Ho creduto malvolentieri per anni all’interpretazione di Dom Sagolla, uno degli ideatori di Twitter:

We stand at a frontier in writing. This wilderness grows wilder and less civilized as more and more writers create more and more content.We must establish a form to this frontier, and develop 140 characters as a standard worthy of the word literature.

Sagolla, Dom (2009).
140 Characters: A Style Guide for the Short Form

Ammetto le mie colpe, ma d’altronde in quegli anni la semplificazione e la sintesi sembravano essere sviluppi auspicabili nel mondo dei contenuti online, ridondanti, frastagliati, caotici, disorganizzati.

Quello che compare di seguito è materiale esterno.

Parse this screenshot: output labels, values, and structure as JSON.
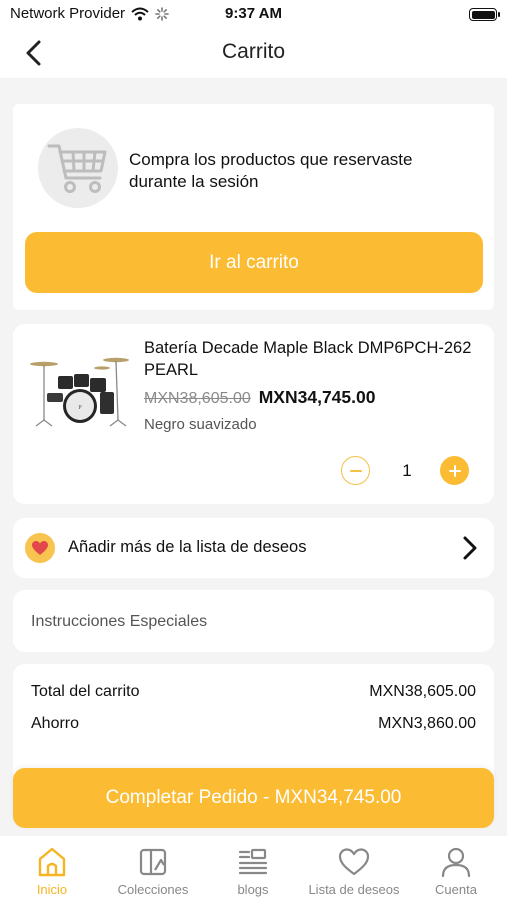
{
  "status_bar": {
    "carrier": "Network Provider",
    "time": "9:37 AM",
    "icons": [
      "wifi-icon",
      "loading-icon",
      "battery-icon"
    ]
  },
  "nav": {
    "title": "Carrito",
    "back_icon": "chevron-left-icon"
  },
  "session_card": {
    "icon": "cart-icon",
    "message": "Compra los productos que reservaste durante la sesión",
    "button_label": "Ir al carrito"
  },
  "product": {
    "image": "drum-kit-image",
    "name": "Batería Decade Maple Black DMP6PCH-262 PEARL",
    "old_price": "MXN38,605.00",
    "price": "MXN34,745.00",
    "variant": "Negro suavizado",
    "quantity": "1"
  },
  "wishlist_row": {
    "icon": "heart-icon",
    "label": "Añadir más de la lista de deseos"
  },
  "instructions": {
    "label": "Instrucciones Especiales"
  },
  "totals": {
    "rows": [
      {
        "label": "Total del carrito",
        "value": "MXN38,605.00"
      },
      {
        "label": "Ahorro",
        "value": "MXN3,860.00"
      }
    ]
  },
  "complete_button": {
    "label": "Completar Pedido - MXN34,745.00"
  },
  "tabbar": {
    "tabs": [
      {
        "label": "Inicio",
        "icon": "home-icon",
        "active": true
      },
      {
        "label": "Colecciones",
        "icon": "collections-icon",
        "active": false
      },
      {
        "label": "blogs",
        "icon": "blogs-icon",
        "active": false
      },
      {
        "label": "Lista de deseos",
        "icon": "heart-icon",
        "active": false
      },
      {
        "label": "Cuenta",
        "icon": "user-icon",
        "active": false
      }
    ]
  },
  "colors": {
    "accent": "#fbbc33",
    "active_tab": "#f5b523",
    "background": "#f4f4f4"
  }
}
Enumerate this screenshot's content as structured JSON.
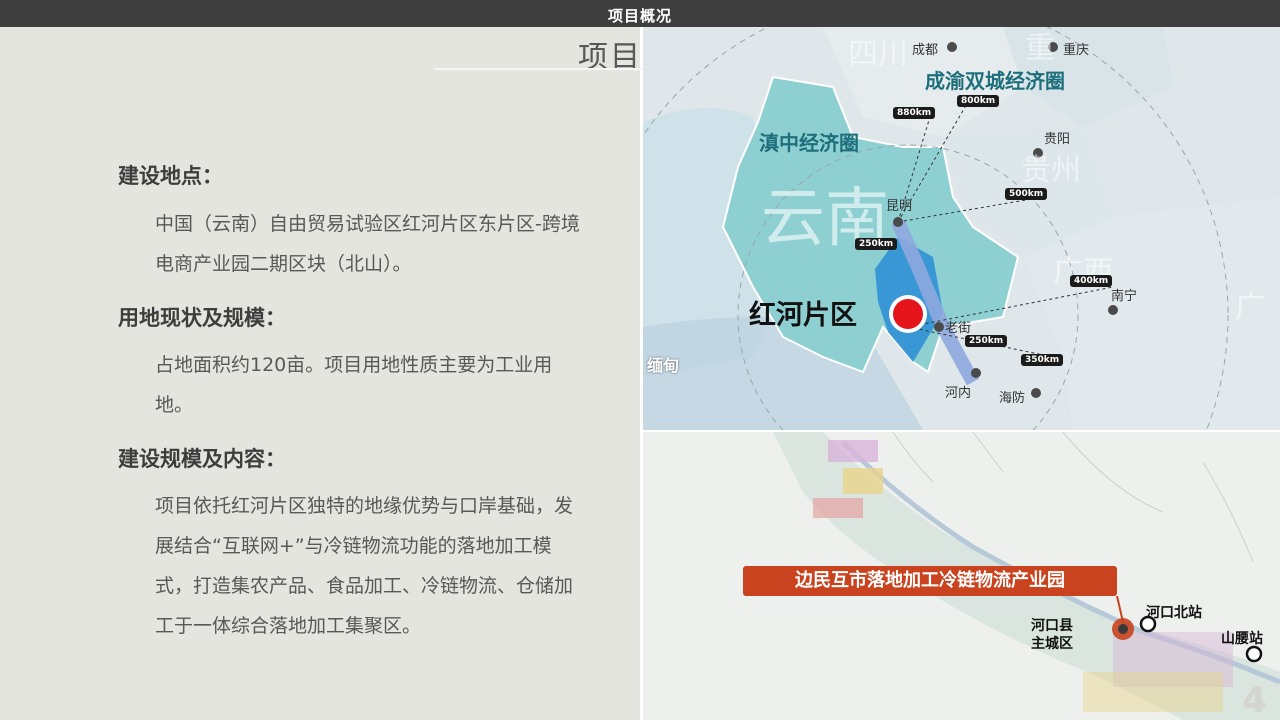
{
  "header": {
    "title": "项目概况"
  },
  "page": {
    "title": "项目简介",
    "page_number": "4"
  },
  "sections": [
    {
      "heading": "建设地点：",
      "body": "中国（云南）自由贸易试验区红河片区东片区-跨境电商产业园二期区块（北山）。"
    },
    {
      "heading": "用地现状及规模：",
      "body": "占地面积约120亩。项目用地性质主要为工业用地。"
    },
    {
      "heading": "建设规模及内容：",
      "body": "项目依托红河片区独特的地缘优势与口岸基础，发展结合“互联网+”与冷链物流功能的落地加工模式，打造集农产品、食品加工、冷链物流、仓储加工于一体综合落地加工集聚区。"
    }
  ],
  "regional_map": {
    "zone_label": "红河片区",
    "circles": [
      "成渝双城经济圈",
      "滇中经济圈"
    ],
    "provinces": [
      "云南",
      "四川",
      "重",
      "贵州",
      "广西",
      "广"
    ],
    "neighbor_country": "缅甸",
    "cities": [
      "成都",
      "重庆",
      "贵阳",
      "昆明",
      "南宁",
      "老街",
      "河内",
      "海防"
    ],
    "distances": [
      "880km",
      "800km",
      "500km",
      "250km",
      "400km",
      "250km",
      "350km"
    ]
  },
  "local_map": {
    "park_label": "边民互市落地加工冷链物流产业园",
    "stations": [
      "河口北站",
      "山腰站"
    ],
    "county_area": "河口县\n主城区"
  },
  "colors": {
    "header_bg": "#3e3e3e",
    "panel_bg": "#e4e5df",
    "yunnan": "#8ed0d2",
    "zone_red": "#e5141a",
    "banner": "#c9431f"
  }
}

Oggi non solo rifiuto, ma considero la “short form” una fastidioissima involuzione dell’espressione in Rete.

Il linguaggio dei social è basato sulla ricerca di consenso, prodotto e consumato nello stesso luogo: il network. Che si tratti di Facebook o Twitter, Instagram o Google+, sono luoghi in cui si produce consenso.

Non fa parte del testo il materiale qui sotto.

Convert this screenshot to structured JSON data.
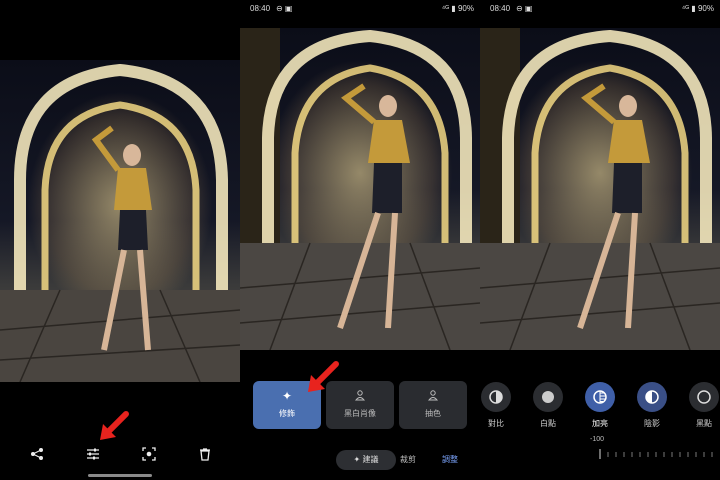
{
  "status": {
    "time": "08:40",
    "battery": "90%"
  },
  "panel2": {
    "effects": [
      {
        "label": "修飾",
        "icon": "sparkle-icon"
      },
      {
        "label": "黑白肖像",
        "icon": "portrait-icon"
      },
      {
        "label": "抽色",
        "icon": "color-pop-icon"
      }
    ],
    "tabs": {
      "suggest": "建議",
      "crop": "裁剪",
      "adjust": "調整"
    }
  },
  "panel3": {
    "adjust_items": [
      {
        "label": "對比",
        "icon": "contrast-icon"
      },
      {
        "label": "白點",
        "icon": "white-point-icon"
      },
      {
        "label": "加亮",
        "icon": "highlights-icon",
        "selected": true
      },
      {
        "label": "陰影",
        "icon": "shadows-icon"
      },
      {
        "label": "黑點",
        "icon": "black-point-icon"
      }
    ],
    "slider_value": "-100"
  },
  "panel1": {
    "toolbar_icons": [
      "share-icon",
      "edit-adjust-icon",
      "lens-icon",
      "delete-icon"
    ]
  },
  "colors": {
    "accent": "#4a6fb0",
    "arrow": "#e8231e"
  }
}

Gli utenti utilizzano una sorta di dialetto, un proprio codice che ha una funzione estremamente riassuntiva. La ricerca della sintesi, della brevità, si incastra perfettamente con le esigenze di velocità dei luoghi in questione.

L’immagine diventa meme, la parola diventa hashtag, le reazioni vengono ridotte ad acronimi. Pillole di contenuto che in realtà sono concentrati di collegamenti ad altri universi di significati.

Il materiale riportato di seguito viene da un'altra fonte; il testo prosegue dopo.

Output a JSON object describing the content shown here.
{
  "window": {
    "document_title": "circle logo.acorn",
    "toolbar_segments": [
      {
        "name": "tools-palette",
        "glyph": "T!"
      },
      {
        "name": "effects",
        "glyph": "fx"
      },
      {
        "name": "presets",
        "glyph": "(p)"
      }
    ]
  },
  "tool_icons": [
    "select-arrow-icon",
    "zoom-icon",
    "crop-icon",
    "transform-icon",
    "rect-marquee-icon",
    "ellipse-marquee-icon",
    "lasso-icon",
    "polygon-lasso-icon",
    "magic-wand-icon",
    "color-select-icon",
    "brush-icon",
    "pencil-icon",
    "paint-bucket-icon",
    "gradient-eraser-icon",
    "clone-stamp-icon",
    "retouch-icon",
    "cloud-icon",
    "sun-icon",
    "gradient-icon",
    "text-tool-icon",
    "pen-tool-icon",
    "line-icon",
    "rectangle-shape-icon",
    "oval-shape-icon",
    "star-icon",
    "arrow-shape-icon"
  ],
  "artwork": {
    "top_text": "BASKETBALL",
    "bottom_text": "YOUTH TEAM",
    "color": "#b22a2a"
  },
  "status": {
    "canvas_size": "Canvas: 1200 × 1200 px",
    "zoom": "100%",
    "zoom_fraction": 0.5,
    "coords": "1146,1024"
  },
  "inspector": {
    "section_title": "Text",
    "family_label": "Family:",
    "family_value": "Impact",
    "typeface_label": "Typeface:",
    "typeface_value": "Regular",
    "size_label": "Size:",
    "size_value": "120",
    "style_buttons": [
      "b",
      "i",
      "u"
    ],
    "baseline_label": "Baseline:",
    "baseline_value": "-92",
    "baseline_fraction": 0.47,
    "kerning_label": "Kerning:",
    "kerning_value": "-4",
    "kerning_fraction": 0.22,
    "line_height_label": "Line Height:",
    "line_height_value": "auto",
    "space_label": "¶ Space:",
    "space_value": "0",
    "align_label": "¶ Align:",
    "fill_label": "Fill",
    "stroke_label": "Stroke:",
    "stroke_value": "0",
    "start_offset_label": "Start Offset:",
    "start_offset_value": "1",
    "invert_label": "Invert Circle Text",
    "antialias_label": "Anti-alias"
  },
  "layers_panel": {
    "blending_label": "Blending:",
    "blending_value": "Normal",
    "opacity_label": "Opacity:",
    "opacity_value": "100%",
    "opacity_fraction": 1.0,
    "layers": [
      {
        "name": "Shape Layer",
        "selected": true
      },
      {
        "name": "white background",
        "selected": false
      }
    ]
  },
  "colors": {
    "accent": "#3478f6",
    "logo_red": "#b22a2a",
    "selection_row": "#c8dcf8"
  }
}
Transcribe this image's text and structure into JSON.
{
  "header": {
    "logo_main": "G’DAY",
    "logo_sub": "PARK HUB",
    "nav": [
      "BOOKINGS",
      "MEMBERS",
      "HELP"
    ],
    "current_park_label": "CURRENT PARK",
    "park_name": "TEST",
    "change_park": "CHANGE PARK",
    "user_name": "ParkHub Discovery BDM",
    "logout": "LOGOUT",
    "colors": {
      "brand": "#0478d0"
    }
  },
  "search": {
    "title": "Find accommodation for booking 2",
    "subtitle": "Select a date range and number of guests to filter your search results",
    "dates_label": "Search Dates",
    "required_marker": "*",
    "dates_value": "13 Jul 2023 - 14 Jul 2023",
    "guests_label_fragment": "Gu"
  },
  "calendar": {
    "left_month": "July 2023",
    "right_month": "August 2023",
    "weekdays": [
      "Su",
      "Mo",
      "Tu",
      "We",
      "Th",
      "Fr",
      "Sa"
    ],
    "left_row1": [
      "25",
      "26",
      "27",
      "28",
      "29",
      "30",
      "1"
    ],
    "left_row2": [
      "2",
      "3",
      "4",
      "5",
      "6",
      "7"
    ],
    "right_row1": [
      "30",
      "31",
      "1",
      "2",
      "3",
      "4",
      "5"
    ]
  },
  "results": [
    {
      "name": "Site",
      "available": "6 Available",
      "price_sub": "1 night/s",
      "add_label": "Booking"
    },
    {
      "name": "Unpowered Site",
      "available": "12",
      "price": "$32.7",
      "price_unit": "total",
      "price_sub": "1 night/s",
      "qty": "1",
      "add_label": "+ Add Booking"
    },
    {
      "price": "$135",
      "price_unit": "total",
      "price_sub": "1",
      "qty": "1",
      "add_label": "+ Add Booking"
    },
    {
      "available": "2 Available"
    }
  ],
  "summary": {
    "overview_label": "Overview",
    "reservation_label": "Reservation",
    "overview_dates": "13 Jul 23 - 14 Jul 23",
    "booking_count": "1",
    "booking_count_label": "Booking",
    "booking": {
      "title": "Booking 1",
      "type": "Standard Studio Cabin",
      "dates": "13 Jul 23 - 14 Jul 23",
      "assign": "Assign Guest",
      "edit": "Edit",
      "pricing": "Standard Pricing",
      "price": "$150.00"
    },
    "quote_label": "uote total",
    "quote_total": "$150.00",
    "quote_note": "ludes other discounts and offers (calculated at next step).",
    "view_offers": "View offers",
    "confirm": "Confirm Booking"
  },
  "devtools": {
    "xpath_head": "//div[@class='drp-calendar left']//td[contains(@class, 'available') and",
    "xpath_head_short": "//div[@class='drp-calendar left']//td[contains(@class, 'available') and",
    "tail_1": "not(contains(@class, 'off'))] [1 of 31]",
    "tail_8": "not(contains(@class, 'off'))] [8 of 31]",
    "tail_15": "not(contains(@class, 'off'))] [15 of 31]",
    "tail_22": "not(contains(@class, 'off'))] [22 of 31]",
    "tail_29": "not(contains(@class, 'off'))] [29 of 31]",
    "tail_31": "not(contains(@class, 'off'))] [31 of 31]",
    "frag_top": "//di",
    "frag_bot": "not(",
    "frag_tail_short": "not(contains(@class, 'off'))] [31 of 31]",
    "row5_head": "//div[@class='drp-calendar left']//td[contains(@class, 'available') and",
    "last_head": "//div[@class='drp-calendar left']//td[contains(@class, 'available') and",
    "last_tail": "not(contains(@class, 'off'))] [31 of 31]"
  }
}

Uno strumento semplice – questo linguaggio – che ha la pretesa di uscire dal luogo di nascita per imporsi come codice universale: abbatte il confine tra la narrazione della realtà all’interno e all’esterno del network. Comodo per gli utenti, auspicabile per le tasche dei proprietari.

Per quanto sia una tendenza generale, ho impressione che su Twitter questo processo degeneri sempre più in una forma aberrante di comunicazione.

In 140 caratteri si comprime un’idea che diventa uno slogan, un motto, una freddura, una sentenza che deve colpire, emozionare, creare consenso. Dare luogo, ovvero, ad un retweet: una ripetizione acritica del messaggio che accresce – in uno spazio enorme ma in un tempo limitato – il consenso.

Nel processo di condivisione e diffusione, parafrasando barbaramente Pasolini a proposito degli slogan, l’espressività del Tweet è mostruosa perché diviene immediatamente stereotipa, e si fissa in una rigidità che è proprio il contrario dell’espressività , che è eternamente cangiante, si offre a un’interpretazione infinita.

La stessa vita del Tweet e la struttura del proprio feed invitano l’utente alla velocità, alla frenesia, alla produzione ed al consumo repentino del contenuto ed alla sua valutazione in termini di consenso.

Il consenso, a sua volta, crea una sorta di élite che più di altri può decidere cosa va di moda, cosa funziona, cosa merita visibilità e cosa, invece, deve rimanere oblio. Cosa ne viene fuori se non un mondo omologato ed omologante, piatto e sterile?

Un mondo che con la falsa promessa di una rivoluzione culturale si rivolge a chiunque sappia inviare un SMS, inserendolo in un vortice sterile di inespressività.

Non mi venite poi a parlare dell’opportunità meravigliosa che Twitter ci offre nel permettere la rapidissima diffusione di contenuti come le immagini di incidente, l’inizio di una guerra, eventi sensazionali.

Per prima cosa non capisco perché la velocità della diffusione di un contenuto del genere debba essere necessariamente un valore, ed in secondo luogo in questi anni ci siamo resi conto che in realtà il contenuto che viaggia in questo modo è molto spesso inesatto, falso o semplicemente decontestualizzato.

Ciò che è sicuro è che dovremmo renderci conto che la semplicità (banalità), la sintesi e la velocità in questo particolare momento e in questo contesto sono più minacce che opportunità.